LOS ANGELES -- Tens of thousands of criminals in California would walk free if lawmakers decide it’s too costly to keep them behind bars.
But Meg Whitman says public safety can’t be sacrificed to fix the state’s budget mess.
While education and rehabilitation are crucial parts of the reform process, California lives depend upon tougher sentencing, and a working parole system, Whitman says. And it’s time to crack down on criminals and spend smarter to keep people safe.
“Unfortunately, while politicians have been raising spending, raising taxes, and raising doubts about their ability to lead, they also have started to jeopardize the first duty of government -- and that is public safety,” Whitman said Friday to a crowd of more than 100 at the 27th annual meeting of the Criminal Justice Legal Foundation in Los Angeles.
“It’s an act of supreme negligence that lawmakers have mismanaged the budget to the point that it threatens public safety. We need to safeguard our law enforcement resources and keep prisoners behind bars until they finish their time.”
The Criminal Justice Legal Foundation is dedicated to restoring a balance between the rights of crime victims and the criminally accused. President and CEO Michael Rushford said the nonprofit is looking to all of the gubernatorial candidates to see whose ideas align best with the organization’s.
Whitman’s interest in helping law enforcement was a “breath of fresh air,” he said, especially for this group of advocates who have, for too long, seen a broken criminal justice system.
“I think she had some good, solid ideas about what to do,” Rushford said. “We don’t think it’s just lip service with Meg, and that’s important.”

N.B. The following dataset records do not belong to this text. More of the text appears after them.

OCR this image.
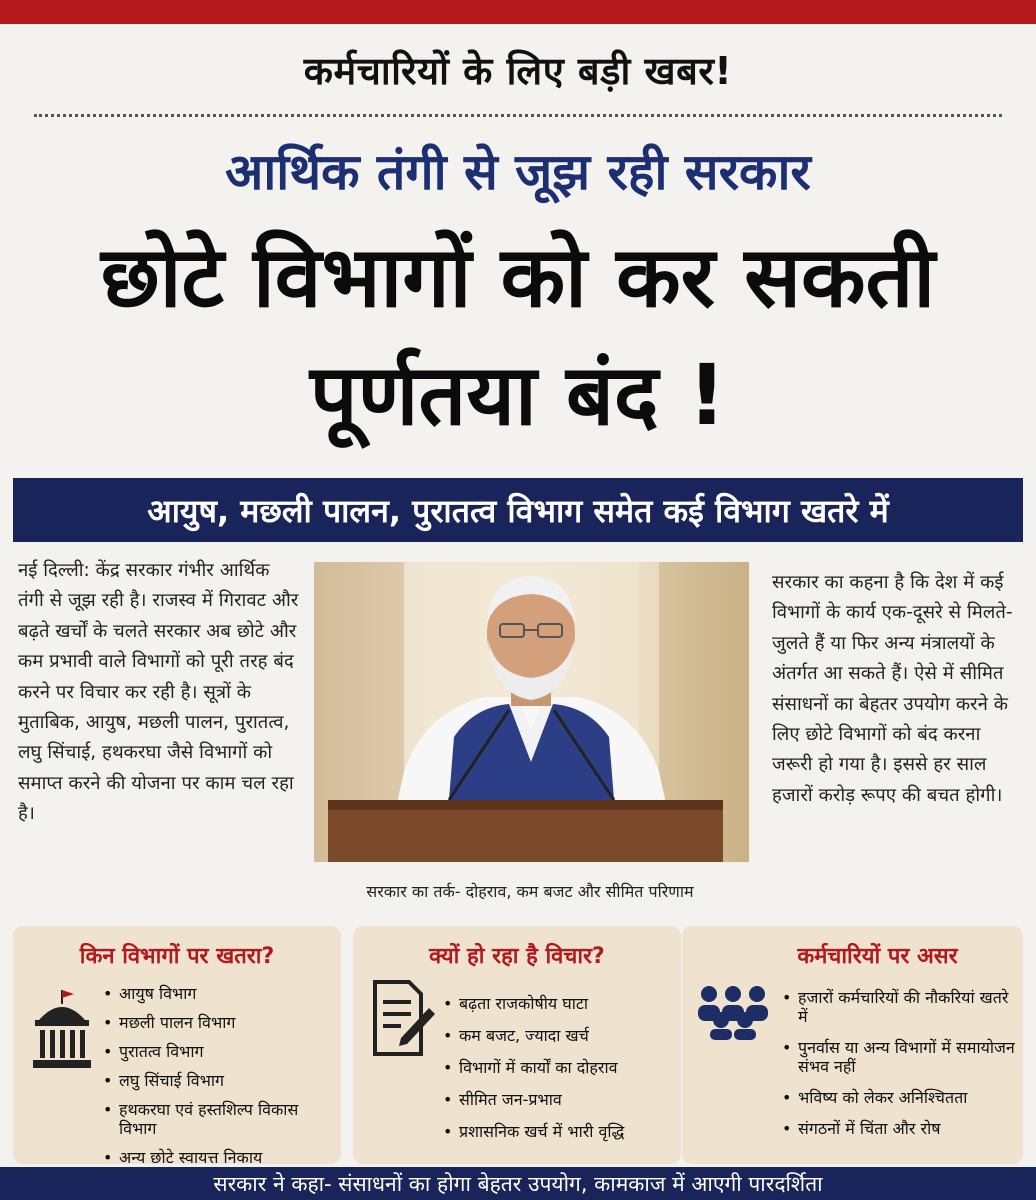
कर्मचारियों के लिए बड़ी खबर!
आर्थिक तंगी से जूझ रही सरकार
छोटे विभागों को कर सकती
पूर्णतया बंद !
आयुष, मछली पालन, पुरातत्व विभाग समेत कई विभाग खतरे में
नई दिल्ली: केंद्र सरकार गंभीर आर्थिक तंगी से जूझ रही है। राजस्व में गिरावट और बढ़ते खर्चों के चलते सरकार अब छोटे और कम प्रभावी वाले विभागों को पूरी तरह बंद करने पर विचार कर रही है। सूत्रों के मुताबिक, आयुष, मछली पालन, पुरातत्व, लघु सिंचाई, हथकरघा जैसे विभागों को समाप्त करने की योजना पर काम चल रहा है।
सरकार का तर्क- दोहराव, कम बजट और सीमित परिणाम
सरकार का कहना है कि देश में कई विभागों के कार्य एक-दूसरे से मिलते-जुलते हैं या फिर अन्य मंत्रालयों के अंतर्गत आ सकते हैं। ऐसे में सीमित संसाधनों का बेहतर उपयोग करने के लिए छोटे विभागों को बंद करना जरूरी हो गया है। इससे हर साल हजारों करोड़ रूपए की बचत होगी।
किन विभागों पर खतरा?
• आयुष विभाग
• मछली पालन विभाग
• पुरातत्व विभाग
• लघु सिंचाई विभाग
• हथकरघा एवं हस्तशिल्प विकास विभाग
• अन्य छोटे स्वायत्त निकाय
क्यों हो रहा है विचार?
• बढ़ता राजकोषीय घाटा
• कम बजट, ज्यादा खर्च
• विभागों में कार्यों का दोहराव
• सीमित जन-प्रभाव
• प्रशासनिक खर्च में भारी वृद्धि
कर्मचारियों पर असर
• हजारों कर्मचारियों की नौकरियां खतरे में
• पुनर्वास या अन्य विभागों में समायोजन संभव नहीं
• भविष्य को लेकर अनिश्चितता
• संगठनों में चिंता और रोष
सरकार ने कहा- संसाधनों का होगा बेहतर उपयोग, कामकाज में आएगी पारदर्शिता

Whitman told the group that spending in California has been brought to the brink of insolvency, causing job loss and businesses to leave the state. But it has also created a domino effect that now has public leaders proposing early releases from prisons, police layoffs and raids on local budgets earmarked for law enforcement. She fears lawmakers are seeking short-term savings over long-term safety.
“This is not only fiscal irresponsibility, it’s dangerous policy and just simply poor leadership,” Whitman said.
As governor, Whitman said she would find at least $15 billion in savings and efficiencies within four years and reduce the state’s payroll by at least 30,000 positions.
When it comes to public safety, Whitman said she would make spending a top priority, while still casting a discriminating eye as to how those dollars are spent.
“More money alone isn’t the answer to improving education in our state, and it isn’t the answer to improving the fight against crime either,” Whitman said. “We need an independent cost-benefit analysis of how our corrections and rehabilitation dollars are being spent.”
Whitman advocated for a more effective parole system that prevents convicted felons from committing crimes again. In March, Lovelle Mixon shot and killed four Oakland police officers while on parole for two previous firearm-related crimes. It’s a story that has haunted Californians, and Whitman says it’s a result of an underfunded parole system.
Whitman also supports tough sentencing -- in particular California’s three-strikes law which significantly increases the length of time repeat offenders with felony convictions remain in prison. The third felony strike means a mandatory 25-years to life in prison.
And for offenders who have committed the most egregious and violent of crimes, Whitman supports the death penalty and wants to see it more swiftly enforced.
“I support the death penalty because it is just, and because I believe it is a deterrent to the calculated, malignant act of murder,” she said. “We may not know precisely which lives are saved when justice is done, but we know innocent people are alive today who wouldn’t be if capital punishment was not the law.”
Rod Pacheco, district attorney for Riverside County, said it would be difficult to find a candidate better suited than Whitman to reform the criminal justice system.
“She touched heavily on substantive matters dealing with the death penalty and public safety but she also dealt with it morally and ethically for society,” he said. “It wasn’t just an academic discussion -- she was leading, and that’s what we need in California right now.”
“She’s going to get the job done. The public safety system in the state needs to be completely overhauled and recast and we need somebody with the strength to do that and some commitment and some ideologies, and she’s got all of those. She’s going to make a difference -- when she becomes the governor, she will make a huge difference in that area of the state bureaucracy.”